Reputation: 5126
I am trying to create a new column in Spark Datasets based on another column's value. The other column's value is searched in a json file as a key and the returned its value which is the value to be used for new column.
Here is then code that I tried but it doesn't work and I am not sure how UDF's work as well. How do you add a column in this case using withColumn or udf?
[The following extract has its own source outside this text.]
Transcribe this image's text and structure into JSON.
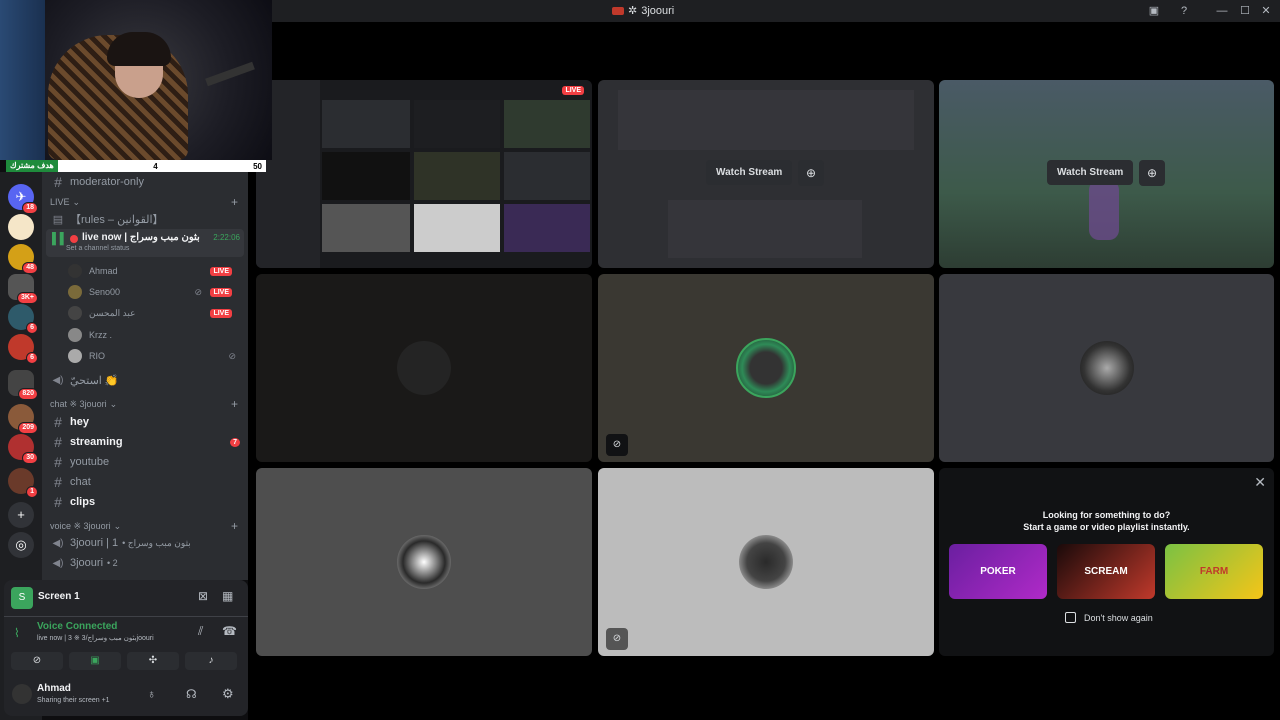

Dataset<Row> df = spark.read().format("csv").option("header", "true").load("file path");
Object obj = new JSONParser().parse(new FileReader("json path"));
JSONObject jo = (JSONObject) obj;
df = df.withColumn("cluster", functions.lit(jo.get(df.col("existing col_name")))));
Any help will be appreciated. Thanks in advance!
Upvotes: 0
Views: 441
Reputation: 5126
Thanks @Constantine. I was able to better understand UDFs from your example. Here is my java code:
Object obj = new JSONParser().parse(new FileReader("json path"));
JSONObject jo = (JSONObject) obj;
spark.udf().register("getJsonVal", new UDF1<String, String>() {
@Override
public String call(String key) {
return (String) jo.get(key.substring(0, 5));
}
}, DataTypes.StringType);
df = df.withColumn("cluster", functions.callUDF("getJsonVal", df.col("existing col_name")));
df.show(); // SHOWS NEW CLUSTER COLUMN
Upvotes: 0
Reputation: 1416
Spark allows you to create custom User Defined Functions(UDFs) using udf function.
Following is a scala snippet of how to define a UDF.
val obj = new JSONParser().parse(new FileReader("json path"));
val jo = obj.asInstanceOf[JSONObject];
def getJSONObject(key: String) = {
jo.get(key)
}
Once you have defined your function, you can convert it to a UDF as:
val getObject = udf(getJSONObject _)
There are two approaches for using UDF.
df.withColumn("cluster", lit(getObject(col("existing_col_name"))))
If you are using spark sql, you have to register your udf in sqlContext before you use it.
spark.sqlContext.udf.register("get_object", getJSONObject _)
And then you can use it as
spark.sql("select get_object(existing_column) from some_table")
Out of these, which to use is completely subjective.
Upvotes: 2